Cinéma - Culture - 3 janvier 2020

Cinéma : The Lighthouse, un phare dans la nuit du cinéma d’épouvante

Symbole d’espoir pour marins en perdition, ou bien cap de moralité à suivre pour ne point se laisser charmer par de perfides sirènes aux voix enchanteresses, le phare est un motif récurrent, dans la culture populaire occidentale.

En France, c’est dans le folklore breton de la fin du XIXe siècle qu’il trouve ses marques. Que l’on songe, par exemple, au Gardien du feu, d’Anatole Le Braz, poète et conteur célèbre auquel on doit La Légende de la mort sur la figure de l’Ankou et sur sa déclinaison marine du Bag-Noz. Dans un esprit comparable est sortie, récemment, la bande dessinée Ar-Men, véritable chef-d’œuvre de poésie graphique prenant pour cadre un phare romantique du Finistère.

Avec The Lighthouse, son dernier long-métrage en date, le cinéaste américain Robert Eggers nous rappelle incidemment que les Français ne sont pas les seuls à bâtir des romans sur le sujet. Déjà, en décembre 1900, la disparition mystérieuse des gardiens du phare d’Eilean Mòr, au nord-ouest de l’Écosse, alimenta toutes sortes de théories et de spéculations fantastiques impliquant, notamment, des fantômes de Vikings noyés en mer…

Robert Eggers inscrit donc dans une tradition solidement ancrée dans tout l’Occident. Comme avec The Witch, son précédent film que nous avions recensé à l’époque de sa sortie, le cinéaste se pose en passeur du folklore populaire. La démarche est incontestablement similaire mais le ton diffère cependant. Si le premier se voulait une reconstitution fidèle des contes protestants du XVIIe siècle à visée coercitive et puritaine, le second s’écarte du récit bien charpenté et cohérent pour verser dans l’abstrait et brouiller allègrement les pistes entre images réelles et hallucinations.
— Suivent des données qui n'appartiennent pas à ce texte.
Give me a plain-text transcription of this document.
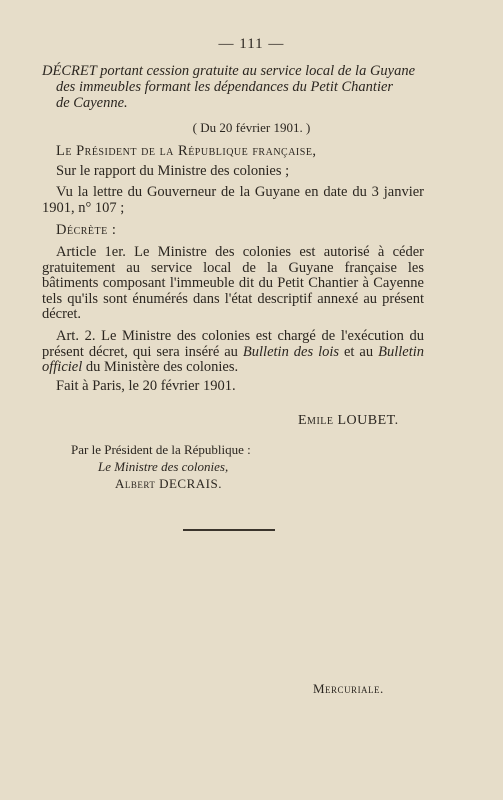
— 111 —
DÉCRET portant cession gratuite au service local de la Guyane
des immeubles formant les dépendances du Petit Chantier
de Cayenne.
( Du 20 février 1901. )
Le Président de la République française,
Sur le rapport du Ministre des colonies ;
Vu la lettre du Gouverneur de la Guyane en date du 3 janvier 1901, n° 107 ;
Décrète :
Article 1er. Le Ministre des colonies est autorisé à céder gratuitement au service local de la Guyane française les bâtiments composant l'immeuble dit du Petit Chantier à Cayenne tels qu'ils sont énumérés dans l'état descriptif annexé au présent décret.
Art. 2. Le Ministre des colonies est chargé de l'exécution du présent décret, qui sera inséré au Bulletin des lois et au Bulletin officiel du Ministère des colonies.
Fait à Paris, le 20 février 1901.
Emile LOUBET.
Par le Président de la République :
Le Ministre des colonies,
Albert DECRAIS.
Mercuriale.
Le film suit la cohabitation difficile de deux gardiens de phare en Nouvelle-Angleterre incarnés par Robert Pattinson et Willem Dafoe. Le plus jeune, Ephraim Winslow, démarre tout juste dans le métier et supporte mal les critiques et brimades de son supérieur Thomas Wake, qui se décharge sur lui de toutes les tâches ingrates mais refuse de lui confier la lumière du phare. Tel un privilège, cette mission permet au chef, en dépit de son côté rustaud et de ses envolées lyriques et alcoolisées, de garder à peu près la raison quand son jeune collègue, frustré de son sort, tourmenté par un passé qui le hante, et volontairement maintenu dans le noir, se laisse peu à peu gagner par la folie. L’expression « un phare dans la nuit » prend alors tout son sens, la lumière étant ce qui nous ramène à la terre, à la maison, à la raison, tandis que l’obscurité nous abandonne aux profondeurs incertaines de la mer et nous laisse en proie aux sirènes.

Dans ces conditions, l’entre-deux, le clair-obscur, à savoir la possibilité d’accéder à la lumière sans jamais pouvoir y parvenir tout à fait, ne peut mener qu’à la folie meurtrière…

Plus hermétique que The Witch, car difficile à déchiffrer dans certains passages, The Lighthouse risque de faire « échouer » quelques spectateurs au fil de la traversée, d’autant qu’il souffre indéniablement de longueurs. Néanmoins, le film nous offre une expérience assez unique dans un cinéma d’épouvante souvent trop enclin à la surenchère d’hémoglobine, entretient avec élégance nos mythes et folklores marins et bénéficie, de surcroît, d’un travail magnifique sur le son et l’image. On retiendra avec amusement le cabotinage de Willem Dafoe et sa longue tirade shakespearienne dans le dernier tiers du récit.